Im Jahr 2025 wurden auf Österreichs Autobahnen und Schnellstraßen insgesamt 8.900 Tonnen Müll eingesammelt, was einen leichten Rückgang im Vergleich zu den etwas über 9.000 Tonnen im Jahr 2024 darstellt. Bemerkenswert sind moderate Anstiege in den Bundesländern Kärnten, Salzburg, Burgenland, Vorarlberg und Wien, während in den restlichen Bundesländern eine Abnahme der Müllmengen registriert wurde.

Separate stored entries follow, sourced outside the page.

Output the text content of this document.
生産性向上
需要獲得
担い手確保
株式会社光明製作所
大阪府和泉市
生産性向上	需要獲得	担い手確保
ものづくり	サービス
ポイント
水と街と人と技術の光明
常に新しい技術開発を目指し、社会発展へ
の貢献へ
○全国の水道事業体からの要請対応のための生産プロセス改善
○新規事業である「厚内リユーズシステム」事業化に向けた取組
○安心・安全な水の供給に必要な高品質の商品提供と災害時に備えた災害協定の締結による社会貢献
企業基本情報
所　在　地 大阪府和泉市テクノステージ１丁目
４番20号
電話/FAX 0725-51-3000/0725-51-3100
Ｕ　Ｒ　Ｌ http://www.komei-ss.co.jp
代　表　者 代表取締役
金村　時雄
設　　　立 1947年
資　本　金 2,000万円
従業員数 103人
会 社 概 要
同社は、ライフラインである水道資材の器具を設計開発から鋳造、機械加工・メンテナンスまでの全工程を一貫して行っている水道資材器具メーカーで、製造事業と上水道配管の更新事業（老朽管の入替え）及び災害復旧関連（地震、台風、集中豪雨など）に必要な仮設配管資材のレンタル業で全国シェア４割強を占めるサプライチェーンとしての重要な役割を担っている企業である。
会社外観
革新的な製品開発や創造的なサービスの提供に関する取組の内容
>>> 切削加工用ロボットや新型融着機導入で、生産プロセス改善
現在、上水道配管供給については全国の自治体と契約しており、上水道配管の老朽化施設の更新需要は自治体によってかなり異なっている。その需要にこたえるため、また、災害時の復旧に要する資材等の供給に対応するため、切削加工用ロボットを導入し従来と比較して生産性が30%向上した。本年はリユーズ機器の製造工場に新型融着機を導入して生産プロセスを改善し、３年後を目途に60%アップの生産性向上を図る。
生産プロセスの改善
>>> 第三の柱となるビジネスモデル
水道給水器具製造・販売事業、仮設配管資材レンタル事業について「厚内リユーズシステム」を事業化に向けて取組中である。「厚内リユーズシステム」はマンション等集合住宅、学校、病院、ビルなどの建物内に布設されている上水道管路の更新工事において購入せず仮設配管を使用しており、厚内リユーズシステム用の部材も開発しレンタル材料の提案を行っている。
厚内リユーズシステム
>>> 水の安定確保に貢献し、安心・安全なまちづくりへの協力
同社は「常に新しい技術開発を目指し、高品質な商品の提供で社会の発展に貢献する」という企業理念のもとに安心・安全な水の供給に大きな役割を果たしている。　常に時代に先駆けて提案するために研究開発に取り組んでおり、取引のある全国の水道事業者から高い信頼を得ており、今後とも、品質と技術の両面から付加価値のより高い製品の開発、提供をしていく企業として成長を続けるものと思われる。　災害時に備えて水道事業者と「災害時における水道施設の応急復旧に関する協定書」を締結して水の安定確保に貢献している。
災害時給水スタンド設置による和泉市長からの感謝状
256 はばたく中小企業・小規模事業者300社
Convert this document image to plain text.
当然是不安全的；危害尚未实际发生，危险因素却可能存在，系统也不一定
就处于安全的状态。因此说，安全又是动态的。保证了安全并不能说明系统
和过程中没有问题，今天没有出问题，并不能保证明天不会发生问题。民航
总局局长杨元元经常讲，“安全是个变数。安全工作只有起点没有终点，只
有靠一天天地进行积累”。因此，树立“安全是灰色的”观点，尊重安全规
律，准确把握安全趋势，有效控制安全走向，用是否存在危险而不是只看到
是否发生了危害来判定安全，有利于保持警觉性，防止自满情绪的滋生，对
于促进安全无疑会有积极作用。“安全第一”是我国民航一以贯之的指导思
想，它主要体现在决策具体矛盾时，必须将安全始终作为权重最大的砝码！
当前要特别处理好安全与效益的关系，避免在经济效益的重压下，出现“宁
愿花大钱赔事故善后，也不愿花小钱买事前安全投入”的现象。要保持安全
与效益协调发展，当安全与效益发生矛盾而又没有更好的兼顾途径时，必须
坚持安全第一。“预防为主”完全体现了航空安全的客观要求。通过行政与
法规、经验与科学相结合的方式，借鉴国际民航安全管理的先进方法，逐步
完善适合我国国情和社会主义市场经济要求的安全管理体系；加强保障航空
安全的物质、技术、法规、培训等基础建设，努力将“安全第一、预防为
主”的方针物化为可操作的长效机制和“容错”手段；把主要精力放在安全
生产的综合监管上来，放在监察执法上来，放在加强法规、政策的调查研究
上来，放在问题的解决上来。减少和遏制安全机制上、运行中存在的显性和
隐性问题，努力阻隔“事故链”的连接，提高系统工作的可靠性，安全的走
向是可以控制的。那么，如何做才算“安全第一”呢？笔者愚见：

Ordnungsgemäß entsorgter Müll, etwa an Autobahn-Rast- und Parkplätzen in den bereitgestellten Müllcontainern, stellt kein Risiko dar. Problematisch ist jedoch der achtlos weggeworfene Müll auf den Fahrbahnen, der die ASFINAG vor große Herausforderungen stellt. Rund ein Viertel der gesamten Müllmenge muss händisch von Mitarbeitenden eingesammelt werden, was sowohl hohe Kosten verursacht als auch gefährliche Arbeitseinsätze erfordert.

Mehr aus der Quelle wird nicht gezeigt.